I have been in textile and production for more than 20 years. I have witnessed what it means to produce a product and how much effort and resource is used. The process of collections from drawing to actual product is beyond anyone’s belief. When you are fully aware of the time, money and, most importantly, effort that is spent on making even a simple t-shirt, each outfit becomes incredibly valuable for you.
Let me briefly explain the cost of a basic cotton t-shirt; starting from the sowing of cotton until it becomes a fabric, 2700 liters of water is required for a t-shirt fabric, a minimum of 2 weeks fabric production process and dyeing, 1 day for the pattern, cutting, testing and sewing of the model, and dozens of people and tools to do all these tasks. If you do this for higher quality perhaps you double the time and money saved.

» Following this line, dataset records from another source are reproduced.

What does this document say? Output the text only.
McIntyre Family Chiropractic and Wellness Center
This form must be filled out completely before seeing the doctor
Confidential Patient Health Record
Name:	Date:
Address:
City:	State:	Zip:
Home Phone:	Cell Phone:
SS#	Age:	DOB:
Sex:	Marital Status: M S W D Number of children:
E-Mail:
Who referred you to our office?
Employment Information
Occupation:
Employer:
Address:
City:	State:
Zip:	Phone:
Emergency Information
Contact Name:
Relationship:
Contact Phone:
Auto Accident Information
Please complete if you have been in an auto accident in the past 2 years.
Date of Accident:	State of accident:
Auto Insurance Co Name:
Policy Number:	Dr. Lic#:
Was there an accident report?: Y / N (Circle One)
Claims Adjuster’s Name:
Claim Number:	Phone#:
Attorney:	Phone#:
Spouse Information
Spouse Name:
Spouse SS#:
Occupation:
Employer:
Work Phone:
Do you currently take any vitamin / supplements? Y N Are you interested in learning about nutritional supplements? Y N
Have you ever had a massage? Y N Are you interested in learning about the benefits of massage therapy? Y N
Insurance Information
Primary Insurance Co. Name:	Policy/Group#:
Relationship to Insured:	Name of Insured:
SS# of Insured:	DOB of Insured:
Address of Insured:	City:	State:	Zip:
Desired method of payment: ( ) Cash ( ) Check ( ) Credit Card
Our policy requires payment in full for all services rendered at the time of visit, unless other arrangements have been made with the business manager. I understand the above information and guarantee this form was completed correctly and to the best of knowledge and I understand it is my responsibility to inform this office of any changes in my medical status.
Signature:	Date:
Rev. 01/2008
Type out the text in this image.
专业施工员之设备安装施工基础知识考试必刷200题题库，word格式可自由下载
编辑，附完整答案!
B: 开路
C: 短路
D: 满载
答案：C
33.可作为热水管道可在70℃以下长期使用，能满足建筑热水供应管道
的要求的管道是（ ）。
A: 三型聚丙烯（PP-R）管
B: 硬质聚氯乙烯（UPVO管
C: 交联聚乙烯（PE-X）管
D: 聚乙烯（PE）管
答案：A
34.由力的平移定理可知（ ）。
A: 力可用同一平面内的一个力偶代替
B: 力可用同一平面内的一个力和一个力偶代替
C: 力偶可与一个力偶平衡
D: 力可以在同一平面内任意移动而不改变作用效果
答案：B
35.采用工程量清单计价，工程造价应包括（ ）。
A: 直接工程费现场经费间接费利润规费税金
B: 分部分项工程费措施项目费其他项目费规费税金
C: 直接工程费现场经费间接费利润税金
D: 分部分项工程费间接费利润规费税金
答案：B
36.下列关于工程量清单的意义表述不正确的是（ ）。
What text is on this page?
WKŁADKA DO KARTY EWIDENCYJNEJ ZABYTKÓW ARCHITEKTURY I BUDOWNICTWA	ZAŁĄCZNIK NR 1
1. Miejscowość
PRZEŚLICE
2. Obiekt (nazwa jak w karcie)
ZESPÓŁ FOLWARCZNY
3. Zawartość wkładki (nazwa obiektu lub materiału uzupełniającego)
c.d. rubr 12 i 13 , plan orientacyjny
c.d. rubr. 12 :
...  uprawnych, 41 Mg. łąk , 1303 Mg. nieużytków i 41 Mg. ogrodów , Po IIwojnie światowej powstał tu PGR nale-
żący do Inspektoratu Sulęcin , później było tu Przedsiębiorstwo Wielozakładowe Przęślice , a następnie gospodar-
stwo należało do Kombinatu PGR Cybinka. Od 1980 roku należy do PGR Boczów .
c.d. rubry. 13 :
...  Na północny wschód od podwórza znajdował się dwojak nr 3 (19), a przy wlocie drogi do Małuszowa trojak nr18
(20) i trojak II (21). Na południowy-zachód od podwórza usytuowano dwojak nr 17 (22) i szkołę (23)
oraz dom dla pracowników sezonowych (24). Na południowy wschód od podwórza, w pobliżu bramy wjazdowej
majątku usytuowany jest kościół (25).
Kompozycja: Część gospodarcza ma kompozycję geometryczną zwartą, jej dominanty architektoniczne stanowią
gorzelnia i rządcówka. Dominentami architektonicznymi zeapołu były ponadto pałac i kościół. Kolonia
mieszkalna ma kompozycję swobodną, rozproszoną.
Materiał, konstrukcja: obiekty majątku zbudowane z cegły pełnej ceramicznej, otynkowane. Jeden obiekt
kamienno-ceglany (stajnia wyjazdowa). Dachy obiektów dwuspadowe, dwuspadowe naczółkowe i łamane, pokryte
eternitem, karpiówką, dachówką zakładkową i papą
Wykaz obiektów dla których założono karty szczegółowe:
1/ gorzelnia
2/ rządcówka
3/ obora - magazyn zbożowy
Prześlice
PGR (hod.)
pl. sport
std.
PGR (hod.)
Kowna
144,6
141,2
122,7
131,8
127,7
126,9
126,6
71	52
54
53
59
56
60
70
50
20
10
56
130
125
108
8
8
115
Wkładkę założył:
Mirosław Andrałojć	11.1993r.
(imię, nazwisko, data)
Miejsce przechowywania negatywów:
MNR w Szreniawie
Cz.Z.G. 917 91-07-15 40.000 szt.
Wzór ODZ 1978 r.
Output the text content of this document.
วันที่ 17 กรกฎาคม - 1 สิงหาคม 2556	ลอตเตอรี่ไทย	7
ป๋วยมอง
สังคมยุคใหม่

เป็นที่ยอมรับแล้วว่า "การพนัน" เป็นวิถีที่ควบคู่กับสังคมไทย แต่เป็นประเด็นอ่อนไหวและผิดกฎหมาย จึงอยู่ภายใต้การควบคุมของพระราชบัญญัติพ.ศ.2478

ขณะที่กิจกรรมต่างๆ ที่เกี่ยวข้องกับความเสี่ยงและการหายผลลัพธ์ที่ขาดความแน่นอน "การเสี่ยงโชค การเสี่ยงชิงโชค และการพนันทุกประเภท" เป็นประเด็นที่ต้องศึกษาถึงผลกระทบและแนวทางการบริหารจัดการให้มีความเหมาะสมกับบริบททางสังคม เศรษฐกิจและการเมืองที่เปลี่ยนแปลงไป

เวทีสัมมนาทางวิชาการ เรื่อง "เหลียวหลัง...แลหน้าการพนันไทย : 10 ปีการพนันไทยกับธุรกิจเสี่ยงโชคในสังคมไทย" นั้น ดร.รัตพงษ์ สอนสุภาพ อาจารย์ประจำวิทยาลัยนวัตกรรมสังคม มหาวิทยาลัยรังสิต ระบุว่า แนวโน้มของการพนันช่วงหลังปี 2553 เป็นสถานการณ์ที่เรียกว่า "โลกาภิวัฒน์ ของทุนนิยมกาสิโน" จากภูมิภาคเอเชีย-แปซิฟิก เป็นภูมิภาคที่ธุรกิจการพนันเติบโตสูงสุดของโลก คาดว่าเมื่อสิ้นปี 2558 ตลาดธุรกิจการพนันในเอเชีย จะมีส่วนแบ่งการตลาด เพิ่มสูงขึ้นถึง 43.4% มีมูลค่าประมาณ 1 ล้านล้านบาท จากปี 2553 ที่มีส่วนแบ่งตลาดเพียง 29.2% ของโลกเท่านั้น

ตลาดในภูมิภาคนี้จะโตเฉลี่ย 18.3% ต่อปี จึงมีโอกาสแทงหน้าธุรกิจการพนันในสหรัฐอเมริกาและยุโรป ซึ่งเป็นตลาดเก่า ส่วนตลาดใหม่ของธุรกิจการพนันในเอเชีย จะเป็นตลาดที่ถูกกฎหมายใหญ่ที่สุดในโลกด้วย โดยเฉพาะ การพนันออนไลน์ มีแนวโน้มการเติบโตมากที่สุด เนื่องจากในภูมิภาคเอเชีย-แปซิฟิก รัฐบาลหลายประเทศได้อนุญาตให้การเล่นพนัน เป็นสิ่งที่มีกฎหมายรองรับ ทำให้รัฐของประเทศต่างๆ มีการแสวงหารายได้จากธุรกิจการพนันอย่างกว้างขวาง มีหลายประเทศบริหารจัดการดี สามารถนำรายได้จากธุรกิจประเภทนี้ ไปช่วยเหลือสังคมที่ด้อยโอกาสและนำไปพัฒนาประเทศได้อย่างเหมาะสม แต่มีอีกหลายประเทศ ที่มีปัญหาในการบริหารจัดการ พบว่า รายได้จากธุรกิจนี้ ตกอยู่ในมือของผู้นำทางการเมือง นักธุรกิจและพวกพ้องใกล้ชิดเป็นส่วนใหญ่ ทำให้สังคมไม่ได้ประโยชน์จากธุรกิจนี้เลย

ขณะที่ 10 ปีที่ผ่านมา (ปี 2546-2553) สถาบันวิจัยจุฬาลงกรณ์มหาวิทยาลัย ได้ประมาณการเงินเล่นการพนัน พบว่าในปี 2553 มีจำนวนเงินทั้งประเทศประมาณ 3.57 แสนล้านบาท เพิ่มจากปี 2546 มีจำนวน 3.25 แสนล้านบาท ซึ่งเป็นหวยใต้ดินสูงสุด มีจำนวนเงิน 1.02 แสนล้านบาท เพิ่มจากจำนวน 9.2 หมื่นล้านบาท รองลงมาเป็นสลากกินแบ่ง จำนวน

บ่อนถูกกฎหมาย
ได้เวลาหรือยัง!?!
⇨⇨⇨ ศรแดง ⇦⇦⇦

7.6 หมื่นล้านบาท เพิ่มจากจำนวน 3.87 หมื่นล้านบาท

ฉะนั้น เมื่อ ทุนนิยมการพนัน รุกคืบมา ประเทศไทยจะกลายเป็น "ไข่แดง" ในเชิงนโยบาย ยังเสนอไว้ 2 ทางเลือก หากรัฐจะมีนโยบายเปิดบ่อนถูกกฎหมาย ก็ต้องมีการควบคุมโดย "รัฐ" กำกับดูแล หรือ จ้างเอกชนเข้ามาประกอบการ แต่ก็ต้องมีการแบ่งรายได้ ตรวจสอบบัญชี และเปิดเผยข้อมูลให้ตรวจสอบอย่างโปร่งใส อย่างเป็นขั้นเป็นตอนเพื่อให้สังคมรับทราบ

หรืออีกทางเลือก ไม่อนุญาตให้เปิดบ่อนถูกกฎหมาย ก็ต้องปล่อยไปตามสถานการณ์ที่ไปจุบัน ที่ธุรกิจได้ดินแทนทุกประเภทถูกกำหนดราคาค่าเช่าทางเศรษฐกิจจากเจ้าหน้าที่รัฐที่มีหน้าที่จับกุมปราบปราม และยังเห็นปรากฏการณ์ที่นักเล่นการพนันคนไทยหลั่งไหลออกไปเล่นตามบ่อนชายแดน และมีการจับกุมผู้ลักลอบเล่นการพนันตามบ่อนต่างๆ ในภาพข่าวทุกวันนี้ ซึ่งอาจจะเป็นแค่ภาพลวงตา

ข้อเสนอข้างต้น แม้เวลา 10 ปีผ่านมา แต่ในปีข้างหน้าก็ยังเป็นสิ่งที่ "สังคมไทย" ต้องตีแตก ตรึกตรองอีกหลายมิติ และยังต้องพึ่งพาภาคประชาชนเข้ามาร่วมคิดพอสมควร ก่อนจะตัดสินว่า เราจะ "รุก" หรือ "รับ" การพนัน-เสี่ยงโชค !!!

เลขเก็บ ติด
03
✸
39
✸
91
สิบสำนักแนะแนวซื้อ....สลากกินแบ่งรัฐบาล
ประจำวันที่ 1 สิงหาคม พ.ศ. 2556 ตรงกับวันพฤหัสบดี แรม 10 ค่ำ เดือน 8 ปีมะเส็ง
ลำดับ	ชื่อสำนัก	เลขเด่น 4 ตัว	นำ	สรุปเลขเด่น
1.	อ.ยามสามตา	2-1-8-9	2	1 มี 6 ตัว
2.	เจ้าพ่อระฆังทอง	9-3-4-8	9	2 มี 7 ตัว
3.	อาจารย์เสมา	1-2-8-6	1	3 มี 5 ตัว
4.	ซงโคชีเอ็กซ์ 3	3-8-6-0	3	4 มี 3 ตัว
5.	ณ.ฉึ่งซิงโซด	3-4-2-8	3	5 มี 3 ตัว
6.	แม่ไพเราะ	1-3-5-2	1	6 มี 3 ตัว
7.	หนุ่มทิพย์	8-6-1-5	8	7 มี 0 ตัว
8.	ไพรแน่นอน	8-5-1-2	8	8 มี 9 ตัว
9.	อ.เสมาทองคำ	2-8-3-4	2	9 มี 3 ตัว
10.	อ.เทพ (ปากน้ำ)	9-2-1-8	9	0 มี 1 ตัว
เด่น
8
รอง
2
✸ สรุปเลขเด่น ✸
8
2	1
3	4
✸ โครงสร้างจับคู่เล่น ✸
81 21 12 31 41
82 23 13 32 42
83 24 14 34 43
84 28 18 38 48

Knowing all this, it is not acknowledgeable for big brands to reduce the sales price or destroy products instead of donating them just so that the "brand value" does not decrease. France makes states that 630 million Euros were destroyed in 2014, and Germany 7 billion Euros for 2010. On the other hand, Burberry reported in its 2018 annual report that they destroyed $36.8 million worth of unsold products. H&M is accused of burning 60 tons of goods since 2013. Certainly, these are self-reported values and are just the tip of the iceberg.

If you are curios about the diposal process of the goods ,they burn, break them up and use them to fill the land. There is no official statement, estimation of the European Union related to the amount of goods destroyed each year, or a legal regulation developed to prevent this practice. However, awareness-raising organizations are starting to raise their voices more, forcing countries to take action as soon as possible even a little.

Until now, France has taken a step towards the prevention of waste from fashion brands, and with a law dated 28 January 2020, it prohibits the destruction of unsold or returned products of clothing and luxury brands, designers.

France is followed by Germany. German Environment Minister Svenja Schulze stated that the country wants to end the destruction of new goods by updating the circular economy law. With the draft law enacted on February 12, 2020, the destruction of stocks other than products that have become unusable is prohibited. As of 2021, voices began to rise in America. The USPIRG, the United States Public Interest Group Calls organization, urges state guardians to hold the industry accountable for overproduction and to prohibit the disposal of excess stock.

With all these environmental reactions, laws and awareness, brands are thinking about what to do with the goods that they cannot destroy. Burberry has made an agreement with the British Fashion Council (BFC) and announced that it will contribute to the circular fashion economy.

We can say that Alexander McQueen, who donated unused fabrics during production to fashion schools and students, became the pioneer of this trend by donating unused fabrics to fashion students at 14 different universities in 2020. Around the world, new brands that collect many deadstock fabrics or that make collections by upcycling the leftover products for reuse have started to come into the market. As a designer, I can say that this is indeed difficult.